A skillset in Azure AI Search is a reusable resource linked to an indexer. It includes one or more skills which invoke either built-in AI functions or external custom processing on documents fetched from an outside data source.
The key skills and configuration that make Integrated vectorization possible include:
- Text split cognitive skill: This skill is designed to break down your data into smaller, manageable chunks. This step is essential for adhering to the input constraints of the embedding model and ensuring the data can be efficiently processed. The smaller data pieces not only facilitate the vectorization process but also enhance the query process, especially for RAG applications. Additionally, the skill enables overlapping of data, which is instrumental in preserving the semantic meaning in multiple scenarios, thereby enhancing the accuracy and quality of search results.
- Azure OpenAI Embedding skill: This skill offers a reliable method to call upon your Azure OpenAI Service embedding model. It empowers generation of highly accurate and precise vectors, thereby improving the overall effectiveness for semantic queries.
- Custom Web API skill: This skill allows you to use your own custom embedding model for vectorization, giving you even more control over the vectorization process.
- Index Projections: This configuration allows you to map one source document associated with multiple chunks. This functionality allows you to have either:
- An index with vectorized chunks only
- An index with the parent documents and vectorized chunks altogether
- Two separate indexes: An index with the full indexed documents and an index with the vectorized chunks.
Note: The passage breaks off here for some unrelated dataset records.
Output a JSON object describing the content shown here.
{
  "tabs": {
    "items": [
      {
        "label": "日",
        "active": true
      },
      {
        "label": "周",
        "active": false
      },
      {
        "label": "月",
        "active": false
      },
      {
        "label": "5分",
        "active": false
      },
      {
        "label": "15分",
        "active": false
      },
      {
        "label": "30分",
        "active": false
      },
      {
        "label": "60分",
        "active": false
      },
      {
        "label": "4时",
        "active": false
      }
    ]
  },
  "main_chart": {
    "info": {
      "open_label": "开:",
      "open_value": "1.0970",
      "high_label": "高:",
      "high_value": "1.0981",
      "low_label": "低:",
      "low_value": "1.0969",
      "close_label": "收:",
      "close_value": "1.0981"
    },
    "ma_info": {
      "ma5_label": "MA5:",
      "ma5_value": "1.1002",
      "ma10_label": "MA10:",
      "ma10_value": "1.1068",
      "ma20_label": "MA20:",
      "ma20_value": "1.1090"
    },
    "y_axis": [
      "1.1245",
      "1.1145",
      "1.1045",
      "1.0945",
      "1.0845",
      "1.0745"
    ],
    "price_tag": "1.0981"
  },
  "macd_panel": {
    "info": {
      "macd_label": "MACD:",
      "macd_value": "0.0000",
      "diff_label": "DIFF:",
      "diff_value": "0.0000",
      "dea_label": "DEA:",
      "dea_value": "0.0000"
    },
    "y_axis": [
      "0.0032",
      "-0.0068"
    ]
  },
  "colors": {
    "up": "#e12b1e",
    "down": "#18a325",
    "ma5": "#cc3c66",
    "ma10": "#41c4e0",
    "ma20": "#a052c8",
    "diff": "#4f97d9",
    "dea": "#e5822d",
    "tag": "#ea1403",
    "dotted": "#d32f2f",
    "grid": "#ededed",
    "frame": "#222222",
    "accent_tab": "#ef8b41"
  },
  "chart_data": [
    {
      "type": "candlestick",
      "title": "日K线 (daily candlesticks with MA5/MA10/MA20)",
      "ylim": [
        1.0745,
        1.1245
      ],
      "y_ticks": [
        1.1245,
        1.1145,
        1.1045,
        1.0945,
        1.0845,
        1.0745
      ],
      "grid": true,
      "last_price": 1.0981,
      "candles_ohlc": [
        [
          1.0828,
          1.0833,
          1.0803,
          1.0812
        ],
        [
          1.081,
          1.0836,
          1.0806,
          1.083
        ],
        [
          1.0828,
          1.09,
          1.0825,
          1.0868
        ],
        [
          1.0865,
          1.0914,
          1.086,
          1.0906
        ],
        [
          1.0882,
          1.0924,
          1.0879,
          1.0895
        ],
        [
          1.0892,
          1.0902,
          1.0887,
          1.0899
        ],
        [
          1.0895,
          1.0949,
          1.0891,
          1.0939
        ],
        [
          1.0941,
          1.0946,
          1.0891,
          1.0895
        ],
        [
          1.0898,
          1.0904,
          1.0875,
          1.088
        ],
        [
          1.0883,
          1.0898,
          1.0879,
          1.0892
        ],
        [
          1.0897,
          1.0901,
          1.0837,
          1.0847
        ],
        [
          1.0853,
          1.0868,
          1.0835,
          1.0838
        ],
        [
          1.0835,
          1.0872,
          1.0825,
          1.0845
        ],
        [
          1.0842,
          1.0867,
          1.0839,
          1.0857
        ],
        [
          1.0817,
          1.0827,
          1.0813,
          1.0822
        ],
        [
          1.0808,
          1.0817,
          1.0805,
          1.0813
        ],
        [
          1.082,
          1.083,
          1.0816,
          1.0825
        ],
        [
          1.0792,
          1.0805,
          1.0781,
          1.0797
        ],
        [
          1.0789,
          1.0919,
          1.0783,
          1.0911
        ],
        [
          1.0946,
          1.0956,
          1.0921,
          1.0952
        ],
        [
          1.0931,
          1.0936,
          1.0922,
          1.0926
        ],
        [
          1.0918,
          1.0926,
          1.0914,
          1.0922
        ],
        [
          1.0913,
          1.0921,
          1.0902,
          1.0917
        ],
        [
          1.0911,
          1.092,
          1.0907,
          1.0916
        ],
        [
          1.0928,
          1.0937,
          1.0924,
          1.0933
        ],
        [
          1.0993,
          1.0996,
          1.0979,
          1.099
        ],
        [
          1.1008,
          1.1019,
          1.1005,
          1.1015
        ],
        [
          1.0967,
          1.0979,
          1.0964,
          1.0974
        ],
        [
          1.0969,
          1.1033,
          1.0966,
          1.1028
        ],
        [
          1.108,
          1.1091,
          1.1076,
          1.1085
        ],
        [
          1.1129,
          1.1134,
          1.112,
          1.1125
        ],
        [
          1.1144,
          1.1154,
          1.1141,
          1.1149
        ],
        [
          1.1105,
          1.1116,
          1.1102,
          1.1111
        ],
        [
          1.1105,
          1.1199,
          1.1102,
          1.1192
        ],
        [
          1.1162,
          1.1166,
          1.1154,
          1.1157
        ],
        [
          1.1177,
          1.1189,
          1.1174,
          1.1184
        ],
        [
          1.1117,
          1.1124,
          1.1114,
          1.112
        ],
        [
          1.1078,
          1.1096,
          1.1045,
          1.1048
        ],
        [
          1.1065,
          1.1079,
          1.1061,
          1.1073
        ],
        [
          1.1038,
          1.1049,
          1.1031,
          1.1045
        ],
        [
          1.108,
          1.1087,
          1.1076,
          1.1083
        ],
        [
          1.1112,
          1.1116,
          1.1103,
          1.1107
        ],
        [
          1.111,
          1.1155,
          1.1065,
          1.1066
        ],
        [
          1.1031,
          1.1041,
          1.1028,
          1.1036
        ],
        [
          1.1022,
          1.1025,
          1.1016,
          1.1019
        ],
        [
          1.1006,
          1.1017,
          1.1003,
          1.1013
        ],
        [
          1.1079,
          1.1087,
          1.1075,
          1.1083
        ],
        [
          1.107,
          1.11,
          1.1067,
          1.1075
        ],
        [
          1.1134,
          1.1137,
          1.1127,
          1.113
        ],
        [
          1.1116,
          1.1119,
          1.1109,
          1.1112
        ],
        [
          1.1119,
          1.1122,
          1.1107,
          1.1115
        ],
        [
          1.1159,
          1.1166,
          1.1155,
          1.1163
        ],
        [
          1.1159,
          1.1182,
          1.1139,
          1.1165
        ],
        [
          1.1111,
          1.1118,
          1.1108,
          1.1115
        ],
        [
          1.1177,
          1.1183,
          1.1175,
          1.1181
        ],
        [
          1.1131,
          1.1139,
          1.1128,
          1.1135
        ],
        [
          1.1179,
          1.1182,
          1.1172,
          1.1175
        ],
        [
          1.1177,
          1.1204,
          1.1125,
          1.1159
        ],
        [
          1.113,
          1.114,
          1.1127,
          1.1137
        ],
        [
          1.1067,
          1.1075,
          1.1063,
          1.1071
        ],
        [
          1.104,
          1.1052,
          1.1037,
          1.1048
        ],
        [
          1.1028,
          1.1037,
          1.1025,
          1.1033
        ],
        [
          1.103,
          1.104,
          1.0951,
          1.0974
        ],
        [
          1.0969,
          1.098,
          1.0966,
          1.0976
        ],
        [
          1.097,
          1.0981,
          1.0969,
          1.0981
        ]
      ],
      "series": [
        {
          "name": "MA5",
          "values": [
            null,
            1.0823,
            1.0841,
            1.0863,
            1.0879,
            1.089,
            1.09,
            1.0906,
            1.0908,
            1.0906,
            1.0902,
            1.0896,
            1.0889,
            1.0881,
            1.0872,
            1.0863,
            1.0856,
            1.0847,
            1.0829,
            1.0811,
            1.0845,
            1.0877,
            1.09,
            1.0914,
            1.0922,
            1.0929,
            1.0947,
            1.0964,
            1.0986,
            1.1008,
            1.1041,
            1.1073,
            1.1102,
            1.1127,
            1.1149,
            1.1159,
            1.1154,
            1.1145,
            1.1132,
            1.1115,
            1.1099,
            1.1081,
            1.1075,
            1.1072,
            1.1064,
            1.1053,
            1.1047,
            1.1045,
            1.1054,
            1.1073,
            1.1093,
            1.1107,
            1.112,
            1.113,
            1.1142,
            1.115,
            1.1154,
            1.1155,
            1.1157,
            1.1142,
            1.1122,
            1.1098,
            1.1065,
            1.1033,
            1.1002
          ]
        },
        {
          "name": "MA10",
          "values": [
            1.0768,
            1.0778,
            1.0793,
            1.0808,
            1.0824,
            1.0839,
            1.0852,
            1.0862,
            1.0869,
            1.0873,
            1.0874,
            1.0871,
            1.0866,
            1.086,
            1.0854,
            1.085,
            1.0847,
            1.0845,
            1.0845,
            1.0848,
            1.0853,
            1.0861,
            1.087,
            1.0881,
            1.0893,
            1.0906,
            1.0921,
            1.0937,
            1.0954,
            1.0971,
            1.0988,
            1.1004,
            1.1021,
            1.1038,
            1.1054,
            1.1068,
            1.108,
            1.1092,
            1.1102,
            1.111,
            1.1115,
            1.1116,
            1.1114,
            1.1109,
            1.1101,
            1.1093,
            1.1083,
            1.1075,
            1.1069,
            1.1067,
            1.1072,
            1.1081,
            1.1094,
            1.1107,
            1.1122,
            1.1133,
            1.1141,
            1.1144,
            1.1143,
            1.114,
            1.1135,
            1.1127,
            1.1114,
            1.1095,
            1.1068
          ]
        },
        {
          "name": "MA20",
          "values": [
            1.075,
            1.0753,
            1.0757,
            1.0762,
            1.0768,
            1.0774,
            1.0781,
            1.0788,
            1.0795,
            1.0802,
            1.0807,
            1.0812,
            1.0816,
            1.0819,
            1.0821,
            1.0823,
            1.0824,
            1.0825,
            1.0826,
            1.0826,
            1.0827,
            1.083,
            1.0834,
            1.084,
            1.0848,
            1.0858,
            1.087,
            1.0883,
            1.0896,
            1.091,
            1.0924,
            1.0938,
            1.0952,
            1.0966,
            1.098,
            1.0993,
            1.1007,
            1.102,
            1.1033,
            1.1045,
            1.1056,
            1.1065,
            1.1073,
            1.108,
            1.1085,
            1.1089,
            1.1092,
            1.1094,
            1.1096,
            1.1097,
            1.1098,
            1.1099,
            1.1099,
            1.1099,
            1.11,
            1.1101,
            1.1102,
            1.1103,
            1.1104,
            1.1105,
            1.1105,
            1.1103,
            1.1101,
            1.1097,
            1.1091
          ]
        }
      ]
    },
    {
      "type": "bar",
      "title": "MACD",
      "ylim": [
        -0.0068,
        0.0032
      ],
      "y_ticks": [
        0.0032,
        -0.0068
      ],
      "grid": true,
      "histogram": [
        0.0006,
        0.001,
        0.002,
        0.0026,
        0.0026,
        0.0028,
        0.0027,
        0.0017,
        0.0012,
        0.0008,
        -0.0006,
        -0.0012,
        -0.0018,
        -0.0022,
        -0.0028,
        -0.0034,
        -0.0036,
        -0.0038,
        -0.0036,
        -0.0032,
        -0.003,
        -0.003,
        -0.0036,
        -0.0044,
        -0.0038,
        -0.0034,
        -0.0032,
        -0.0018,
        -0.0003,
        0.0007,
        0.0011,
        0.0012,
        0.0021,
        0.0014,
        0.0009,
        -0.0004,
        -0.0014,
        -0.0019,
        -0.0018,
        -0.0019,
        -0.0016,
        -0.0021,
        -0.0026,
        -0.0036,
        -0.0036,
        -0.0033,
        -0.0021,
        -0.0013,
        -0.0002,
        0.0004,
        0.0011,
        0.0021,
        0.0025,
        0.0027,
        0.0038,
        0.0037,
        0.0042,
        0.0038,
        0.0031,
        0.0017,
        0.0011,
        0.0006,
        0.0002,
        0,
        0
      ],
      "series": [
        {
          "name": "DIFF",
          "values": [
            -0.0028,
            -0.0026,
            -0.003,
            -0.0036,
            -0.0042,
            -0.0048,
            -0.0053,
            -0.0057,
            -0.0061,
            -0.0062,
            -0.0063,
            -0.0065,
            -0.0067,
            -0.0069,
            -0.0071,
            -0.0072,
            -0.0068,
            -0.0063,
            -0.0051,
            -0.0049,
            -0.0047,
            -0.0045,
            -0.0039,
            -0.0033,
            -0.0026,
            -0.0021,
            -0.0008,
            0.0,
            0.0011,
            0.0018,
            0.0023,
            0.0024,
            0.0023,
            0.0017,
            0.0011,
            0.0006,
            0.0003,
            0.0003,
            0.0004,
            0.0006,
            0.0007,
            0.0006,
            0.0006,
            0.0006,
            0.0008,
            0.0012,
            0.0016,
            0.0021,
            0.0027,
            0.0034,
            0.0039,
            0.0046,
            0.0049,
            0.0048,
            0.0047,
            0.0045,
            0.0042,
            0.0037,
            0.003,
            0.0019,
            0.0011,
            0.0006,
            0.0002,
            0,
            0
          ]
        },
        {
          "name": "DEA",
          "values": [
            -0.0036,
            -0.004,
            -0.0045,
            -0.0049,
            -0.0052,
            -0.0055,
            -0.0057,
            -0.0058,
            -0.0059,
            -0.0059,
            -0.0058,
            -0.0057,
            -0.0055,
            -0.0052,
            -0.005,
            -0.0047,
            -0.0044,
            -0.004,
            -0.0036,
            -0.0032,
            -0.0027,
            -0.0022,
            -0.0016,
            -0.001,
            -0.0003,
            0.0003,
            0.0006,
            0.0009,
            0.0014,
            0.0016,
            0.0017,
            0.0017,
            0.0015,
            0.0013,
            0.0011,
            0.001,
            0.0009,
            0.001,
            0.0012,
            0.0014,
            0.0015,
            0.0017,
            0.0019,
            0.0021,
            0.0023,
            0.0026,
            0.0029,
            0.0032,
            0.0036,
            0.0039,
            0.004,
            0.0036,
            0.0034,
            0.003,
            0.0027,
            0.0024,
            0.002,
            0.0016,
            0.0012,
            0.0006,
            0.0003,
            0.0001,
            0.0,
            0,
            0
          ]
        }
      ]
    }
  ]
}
In conclusion, Integrated Vectorization allows you to improve the accuracy and precision of your searches while reducing complexity and overhead. With just a few clicks, you can import your data into Azure AI Search index and start taking advantage of the many benefits Azure AI Search, including easy integration as retriever in RAG applications.
Recap:
- Introduction: Azure AI Search introduces the public preview of integrated vectorization, enhancing vector search capabilities.
- Understanding steps involve building a Copilot: Understanding Manual Indexing vs Integrated Vectorization.
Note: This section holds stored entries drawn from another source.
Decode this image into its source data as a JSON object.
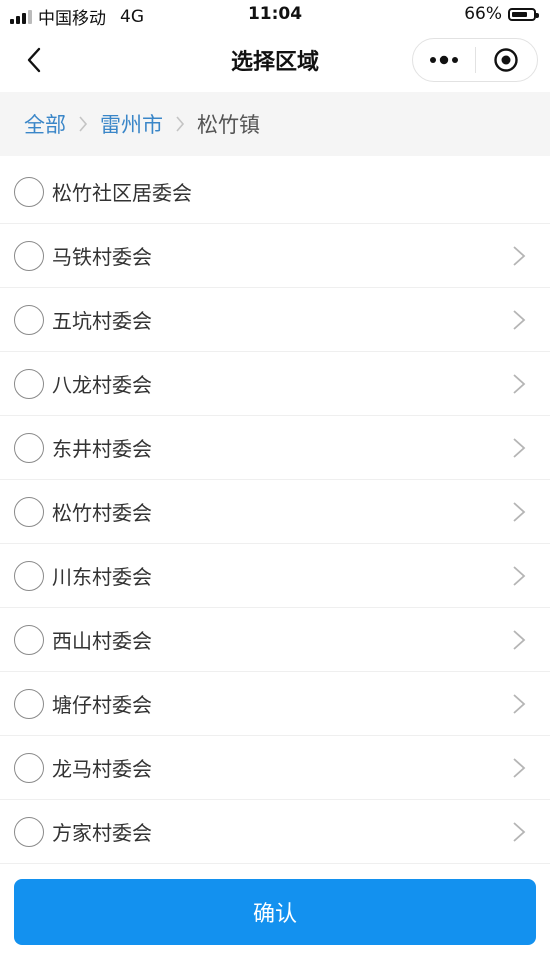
{
  "status_bar": {
    "carrier": "中国移动",
    "network": "4G",
    "time": "11:04",
    "battery_percent": "66%",
    "battery_level": 0.66
  },
  "navbar": {
    "title": "选择区域",
    "back_icon": "chevron-left-icon",
    "more_icon": "more-dots-icon",
    "close_icon": "target-circle-icon"
  },
  "breadcrumb": {
    "items": [
      "全部",
      "雷州市"
    ],
    "current": "松竹镇"
  },
  "list": {
    "items": [
      {
        "label": "松竹社区居委会",
        "has_children": false
      },
      {
        "label": "马铁村委会",
        "has_children": true
      },
      {
        "label": "五坑村委会",
        "has_children": true
      },
      {
        "label": "八龙村委会",
        "has_children": true
      },
      {
        "label": "东井村委会",
        "has_children": true
      },
      {
        "label": "松竹村委会",
        "has_children": true
      },
      {
        "label": "川东村委会",
        "has_children": true
      },
      {
        "label": "西山村委会",
        "has_children": true
      },
      {
        "label": "塘仔村委会",
        "has_children": true
      },
      {
        "label": "龙马村委会",
        "has_children": true
      },
      {
        "label": "方家村委会",
        "has_children": true
      }
    ]
  },
  "footer": {
    "confirm_label": "确认"
  },
  "colors": {
    "accent": "#1391ef",
    "link": "#3a86c8",
    "breadcrumb_bg": "#f5f5f5"
  }
}
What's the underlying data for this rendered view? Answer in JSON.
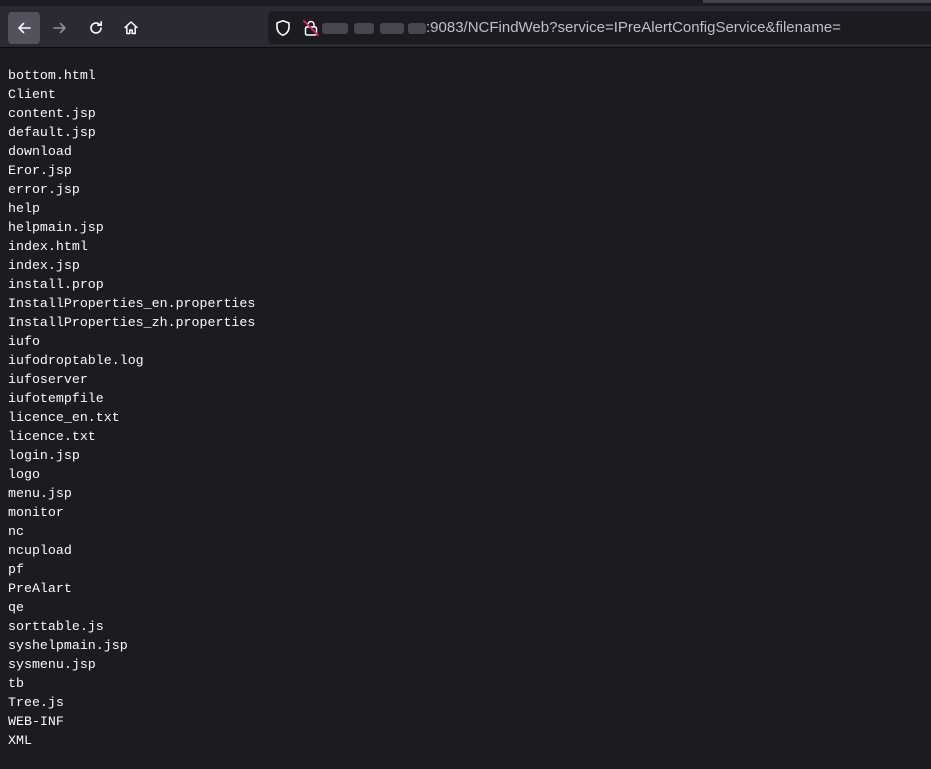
{
  "browser": {
    "url_visible": ":9083/NCFindWeb?service=IPreAlertConfigService&filename=",
    "icons": [
      "back-arrow-icon",
      "forward-arrow-icon",
      "reload-icon",
      "home-icon",
      "tracking-shield-icon",
      "insecure-lock-icon"
    ]
  },
  "listing": {
    "entries": [
      "bottom.html",
      "Client",
      "content.jsp",
      "default.jsp",
      "download",
      "Eror.jsp",
      "error.jsp",
      "help",
      "helpmain.jsp",
      "index.html",
      "index.jsp",
      "install.prop",
      "InstallProperties_en.properties",
      "InstallProperties_zh.properties",
      "iufo",
      "iufodroptable.log",
      "iufoserver",
      "iufotempfile",
      "licence_en.txt",
      "licence.txt",
      "login.jsp",
      "logo",
      "menu.jsp",
      "monitor",
      "nc",
      "ncupload",
      "pf",
      "PreAlart",
      "qe",
      "sorttable.js",
      "syshelpmain.jsp",
      "sysmenu.jsp",
      "tb",
      "Tree.js",
      "WEB-INF",
      "XML"
    ]
  },
  "colors": {
    "page_background": "#1c1b22",
    "toolbar_background": "#2b2a33",
    "text": "#fbfbfe"
  }
}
- What is Integrated Vectorization?: It’s a feature that simplifies chunking and vectorization during data ingestion and query processing, using built-in pull-indexers and vectorizers.
- Key Concepts:
- Vector Search: Indexing, storing, and retrieving vector embeddings from a search index to identify similar documents.
- Chunking: Dividing data into smaller parts for processing, necessary for large documents.
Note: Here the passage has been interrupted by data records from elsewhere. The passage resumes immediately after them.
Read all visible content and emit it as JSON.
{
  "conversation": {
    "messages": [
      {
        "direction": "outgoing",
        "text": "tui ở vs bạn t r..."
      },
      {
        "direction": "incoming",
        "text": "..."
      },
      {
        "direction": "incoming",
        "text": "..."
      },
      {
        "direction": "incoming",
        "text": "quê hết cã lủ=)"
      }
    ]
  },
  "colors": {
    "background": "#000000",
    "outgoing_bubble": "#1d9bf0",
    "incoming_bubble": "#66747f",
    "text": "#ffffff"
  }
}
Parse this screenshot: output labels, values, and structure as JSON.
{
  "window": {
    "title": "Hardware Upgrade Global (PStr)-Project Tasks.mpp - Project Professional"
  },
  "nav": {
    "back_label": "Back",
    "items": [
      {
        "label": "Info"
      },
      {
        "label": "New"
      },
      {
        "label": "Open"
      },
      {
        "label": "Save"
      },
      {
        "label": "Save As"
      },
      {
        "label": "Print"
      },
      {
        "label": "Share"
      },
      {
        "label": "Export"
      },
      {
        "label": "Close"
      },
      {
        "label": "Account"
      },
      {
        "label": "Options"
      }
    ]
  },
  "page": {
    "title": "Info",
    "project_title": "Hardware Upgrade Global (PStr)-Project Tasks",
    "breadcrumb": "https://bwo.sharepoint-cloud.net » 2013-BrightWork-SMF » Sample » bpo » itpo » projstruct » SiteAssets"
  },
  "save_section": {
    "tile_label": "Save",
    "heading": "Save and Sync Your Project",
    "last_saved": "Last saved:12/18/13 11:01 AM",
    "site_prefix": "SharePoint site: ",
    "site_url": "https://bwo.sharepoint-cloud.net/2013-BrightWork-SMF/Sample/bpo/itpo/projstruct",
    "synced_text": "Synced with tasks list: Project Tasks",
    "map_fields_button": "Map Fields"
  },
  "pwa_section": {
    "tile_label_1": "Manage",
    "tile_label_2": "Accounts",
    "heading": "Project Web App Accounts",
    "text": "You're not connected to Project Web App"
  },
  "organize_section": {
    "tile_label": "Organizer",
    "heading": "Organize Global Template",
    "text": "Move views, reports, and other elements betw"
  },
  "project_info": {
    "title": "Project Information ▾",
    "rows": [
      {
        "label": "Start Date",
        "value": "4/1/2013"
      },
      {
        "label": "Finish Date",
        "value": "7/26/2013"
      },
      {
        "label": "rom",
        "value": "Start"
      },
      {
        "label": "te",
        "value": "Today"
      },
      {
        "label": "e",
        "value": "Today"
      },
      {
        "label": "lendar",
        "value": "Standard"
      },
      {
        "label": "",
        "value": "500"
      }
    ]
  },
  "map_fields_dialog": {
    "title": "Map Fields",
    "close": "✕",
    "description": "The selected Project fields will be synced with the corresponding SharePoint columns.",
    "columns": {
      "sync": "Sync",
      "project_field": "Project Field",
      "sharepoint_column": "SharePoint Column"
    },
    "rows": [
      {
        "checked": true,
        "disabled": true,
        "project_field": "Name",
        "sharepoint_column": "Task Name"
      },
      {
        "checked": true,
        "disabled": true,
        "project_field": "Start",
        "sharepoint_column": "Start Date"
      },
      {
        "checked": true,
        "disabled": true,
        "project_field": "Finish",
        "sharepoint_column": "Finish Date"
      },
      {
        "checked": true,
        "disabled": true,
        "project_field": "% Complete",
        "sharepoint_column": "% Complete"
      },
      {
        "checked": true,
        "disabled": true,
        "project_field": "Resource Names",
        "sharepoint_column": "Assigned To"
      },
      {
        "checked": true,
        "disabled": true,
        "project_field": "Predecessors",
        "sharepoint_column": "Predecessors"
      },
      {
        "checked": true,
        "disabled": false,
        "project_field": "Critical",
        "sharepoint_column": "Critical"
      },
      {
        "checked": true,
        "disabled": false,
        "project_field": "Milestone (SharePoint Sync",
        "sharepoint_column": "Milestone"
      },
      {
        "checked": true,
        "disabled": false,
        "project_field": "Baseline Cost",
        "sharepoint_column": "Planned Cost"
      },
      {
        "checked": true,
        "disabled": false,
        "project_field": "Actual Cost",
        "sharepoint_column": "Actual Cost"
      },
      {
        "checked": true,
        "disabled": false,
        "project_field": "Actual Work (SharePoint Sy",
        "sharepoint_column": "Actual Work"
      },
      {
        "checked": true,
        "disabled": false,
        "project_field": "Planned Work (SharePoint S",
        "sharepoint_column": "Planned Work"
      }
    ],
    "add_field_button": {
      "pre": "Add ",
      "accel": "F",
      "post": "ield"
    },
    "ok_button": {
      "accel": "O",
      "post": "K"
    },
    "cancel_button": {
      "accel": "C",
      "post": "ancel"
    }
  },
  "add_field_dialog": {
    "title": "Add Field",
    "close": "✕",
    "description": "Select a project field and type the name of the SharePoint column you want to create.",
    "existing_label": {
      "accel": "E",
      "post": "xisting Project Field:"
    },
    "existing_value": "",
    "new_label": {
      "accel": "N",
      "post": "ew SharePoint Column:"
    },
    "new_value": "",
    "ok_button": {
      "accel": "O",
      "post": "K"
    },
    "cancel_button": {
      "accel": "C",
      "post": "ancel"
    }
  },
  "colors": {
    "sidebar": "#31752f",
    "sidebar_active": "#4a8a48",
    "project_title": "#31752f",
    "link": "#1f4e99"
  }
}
- Retrieval-Augmented Generation (RAG): Combines Large Language Models with an information retrieval system to provide data.
- Choosing Integrated Vectorization: Offers a streamlined approach for creating RAG applications across multiple data sources within Azure AI Studio.
- Benefits: Accelerates development, reduces maintenance during data ingestion and query time, and eliminates the need for client application coding logic.
Conclusion:
In conclusion, the integrated vectorization feature in Azure AI Search marks a significant advancement in the field of search and retrieval. By automating the chunking and vectorization processes, it simplifies the development and deployment of RAG applications while enhancing the overall performance and efficiency of search functionalities within Azure’s ecosystem. This innovation is poised to be a game-changer for developers and organizations looking to leverage the power of vector search in their applications.